NHS manager numbers increase by 84% in a decade

26 Mar 10
There has been an 84% increase in the number of managers in the NHS over the past ten years, figures released by the NHS Information Centre have shown
By Jaimie Kaffash

26 March 2010

There has been an 84% increase in the number of managers in the NHS over the past ten years, figures released by the NHS Information Centre have shown.

The statistics, released on March 25, revealed that there were almost 45,000 NHS managers in 2009, which represented a rise of 12% on the previous year. Overall staffing had increased by 30% on 1999 levels, reaching a record high of 1.43 million. 

The increase in the number of managers was far bigger proportionally than that of professionally qualified clinical staff. There were 725,000 clinical staff as of 2009, which was 30% higher than in 1999. 

A Department of Health spokesman said: ‘Although there has been a large percentage rise in the number of managers, overall they make up just 3.5% of the NHS workforce.

He said that the increase in manager staffing levels helped achieve ‘financial turnaround, record low waiting times, improved access to care and the lowest ever rate of health care associated infections’.
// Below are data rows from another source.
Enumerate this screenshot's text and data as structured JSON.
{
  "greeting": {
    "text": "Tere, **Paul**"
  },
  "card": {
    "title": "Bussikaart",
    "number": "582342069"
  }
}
However, he added: ‘The NHS must continue to improve patient care, generating efficiency savings by reducing management and back-office costs, and implementing new ways of working.
'That is why it was announced in December, through the Operating Framework, that the NHS will reduce management costs by 30% by 2013/14.'

Doctors criticised the increase. Dr Keith Brent, deputy chair of the British Medical Association’s consultants’ committee said that the figures were damning when compared with the increase in numbers of ‘overstretched’ nurses – 24% over the past decade. ‘Many of the additional managerial staff have been employed to help the NHS deal with the increasing bureaucracy and fragmentation that have accompanied greater competition, with little or no evidence of benefit to patients,’ he added.

He welcomed the expansion in professionally qualified clinical staff numbers, which has been ‘instrumental in driving up quality and cutting waiting times’.
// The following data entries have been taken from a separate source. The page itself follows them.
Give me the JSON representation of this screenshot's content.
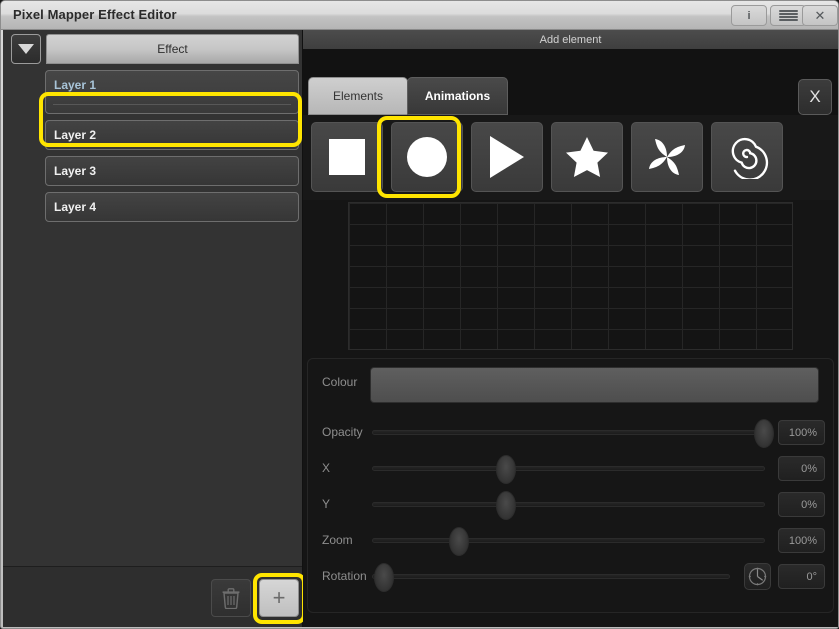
{
  "window": {
    "title": "Pixel Mapper Effect Editor",
    "titlebar_buttons": [
      {
        "name": "info",
        "label": "i"
      },
      {
        "name": "menu",
        "label": ""
      },
      {
        "name": "close",
        "label": "✕"
      }
    ]
  },
  "left_panel": {
    "dropdown_icon": "triangle-down-icon",
    "effect_tab_label": "Effect",
    "layers": [
      {
        "label": "Layer 1",
        "selected": true
      },
      {
        "label": "Layer 2",
        "selected": false
      },
      {
        "label": "Layer 3",
        "selected": false
      },
      {
        "label": "Layer 4",
        "selected": false
      }
    ],
    "toolbar": {
      "delete_icon": "trash-icon",
      "add_label": "+"
    }
  },
  "right_panel": {
    "header": "Add element",
    "tabs": [
      {
        "label": "Elements",
        "active": false
      },
      {
        "label": "Animations",
        "active": true
      }
    ],
    "close_label": "X",
    "elements": [
      {
        "name": "square",
        "icon": "square-icon",
        "highlighted": false
      },
      {
        "name": "circle",
        "icon": "circle-icon",
        "highlighted": true
      },
      {
        "name": "triangle",
        "icon": "triangle-right-icon",
        "highlighted": false
      },
      {
        "name": "star",
        "icon": "star-icon",
        "highlighted": false
      },
      {
        "name": "pinwheel",
        "icon": "pinwheel-icon",
        "highlighted": false
      },
      {
        "name": "spiral",
        "icon": "spiral-icon",
        "highlighted": false
      }
    ],
    "properties": {
      "colour": {
        "label": "Colour",
        "swatch": "#565656"
      },
      "opacity": {
        "label": "Opacity",
        "value": "100%",
        "position": 100
      },
      "x": {
        "label": "X",
        "value": "0%",
        "position": 34
      },
      "y": {
        "label": "Y",
        "value": "0%",
        "position": 34
      },
      "zoom": {
        "label": "Zoom",
        "value": "100%",
        "position": 22
      },
      "rotation": {
        "label": "Rotation",
        "value": "0°",
        "position": 3,
        "dial_icon": "dial-clock-icon"
      }
    }
  },
  "highlight_color": "#ffe500"
}
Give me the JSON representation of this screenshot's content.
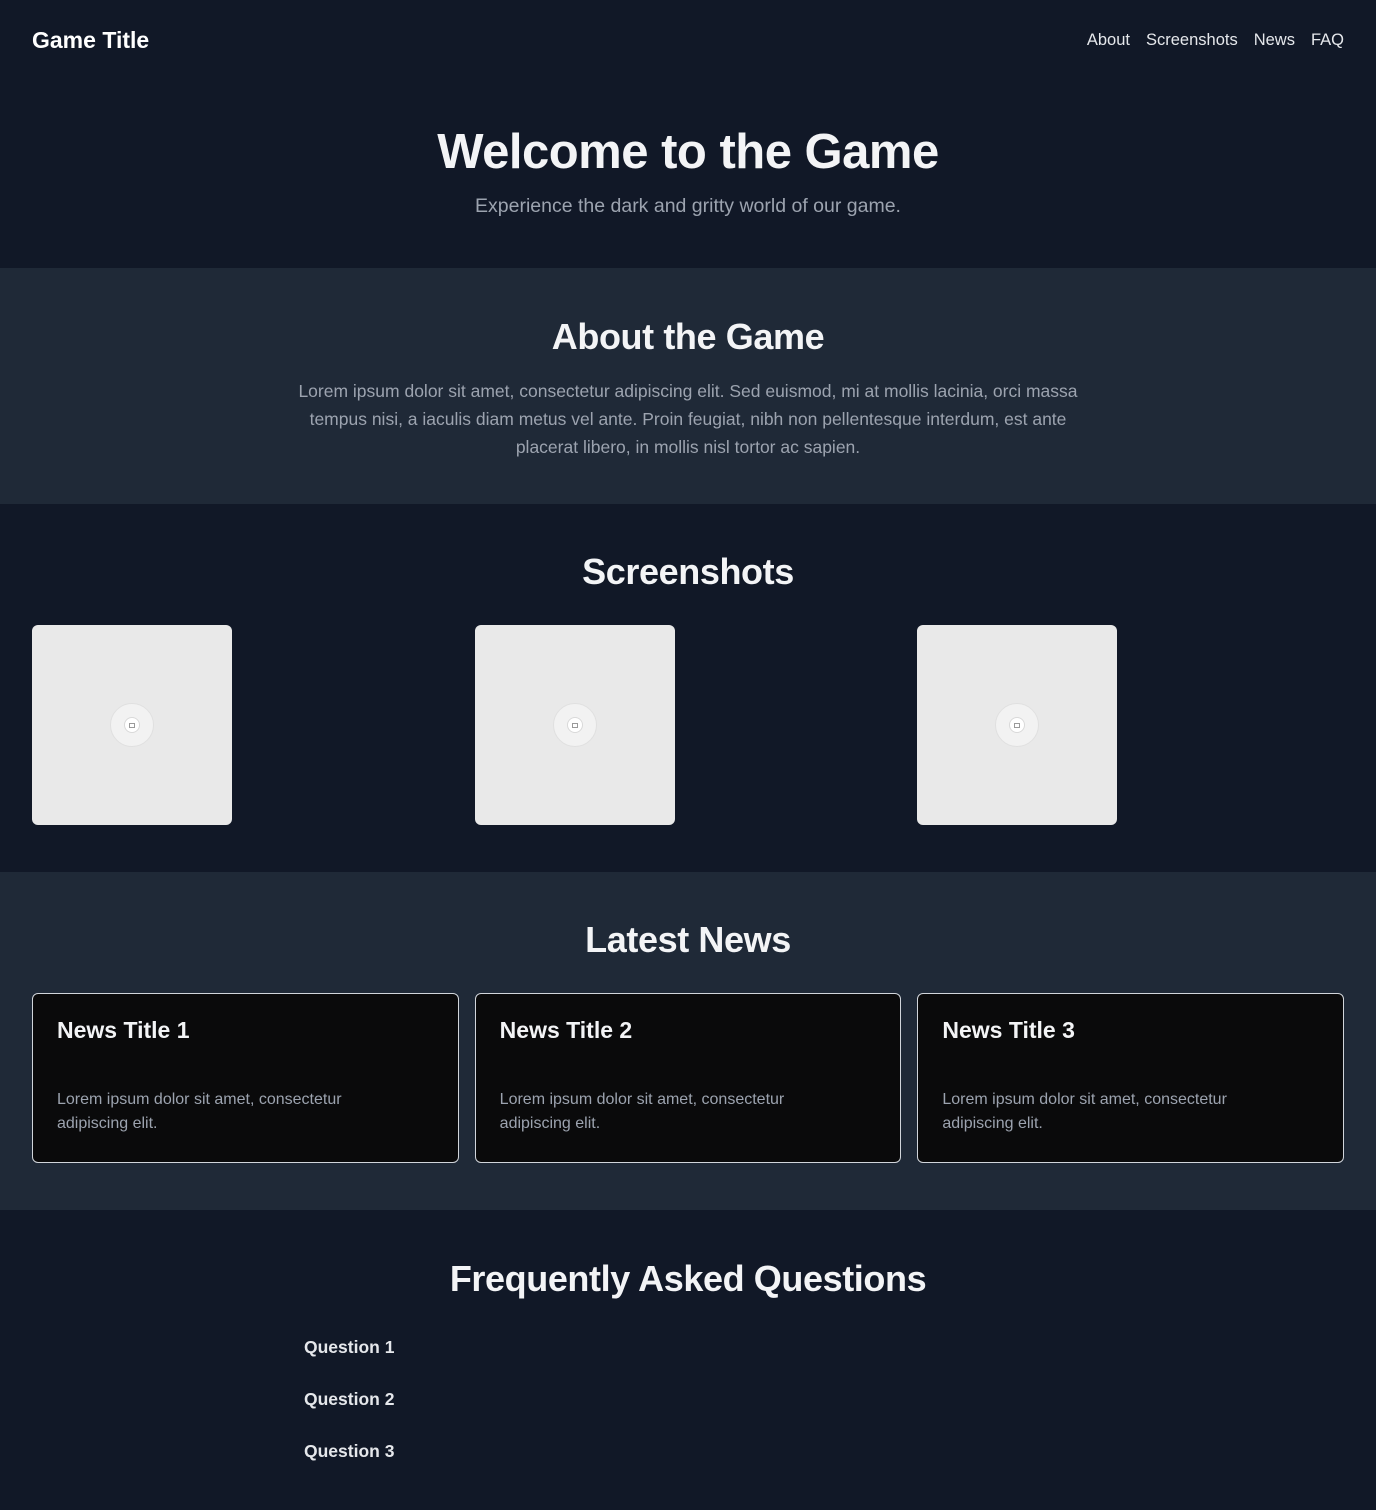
{
  "header": {
    "logo": "Game Title",
    "nav": [
      "About",
      "Screenshots",
      "News",
      "FAQ"
    ]
  },
  "hero": {
    "title": "Welcome to the Game",
    "subtitle": "Experience the dark and gritty world of our game."
  },
  "about": {
    "title": "About the Game",
    "body": "Lorem ipsum dolor sit amet, consectetur adipiscing elit. Sed euismod, mi at mollis lacinia, orci massa tempus nisi, a iaculis diam metus vel ante. Proin feugiat, nibh non pellentesque interdum, est ante placerat libero, in mollis nisl tortor ac sapien."
  },
  "screenshots": {
    "title": "Screenshots",
    "items": [
      {
        "icon": "image-placeholder-icon"
      },
      {
        "icon": "image-placeholder-icon"
      },
      {
        "icon": "image-placeholder-icon"
      }
    ]
  },
  "news": {
    "title": "Latest News",
    "items": [
      {
        "title": "News Title 1",
        "body": "Lorem ipsum dolor sit amet, consectetur adipiscing elit."
      },
      {
        "title": "News Title 2",
        "body": "Lorem ipsum dolor sit amet, consectetur adipiscing elit."
      },
      {
        "title": "News Title 3",
        "body": "Lorem ipsum dolor sit amet, consectetur adipiscing elit."
      }
    ]
  },
  "faq": {
    "title": "Frequently Asked Questions",
    "questions": [
      "Question 1",
      "Question 2",
      "Question 3"
    ]
  },
  "colors": {
    "background": "#111827",
    "section_alt": "#1f2937",
    "card_background": "#0a0a0b",
    "text_primary": "#f3f4f6",
    "text_muted": "#9ca3af"
  }
}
NHS Confederation chief executive Steve Barnett said the Operating Framework’s target of 30% cuts in administrative functions ‘is a tough one’, and added:  ‘It needs to be implemented in a flexible way, since an across-the-board cut will hit more efficient organisations harder than less lean ones.  It is an important reflection of the nation’s financial situation and is an aspiration that can and should be met.’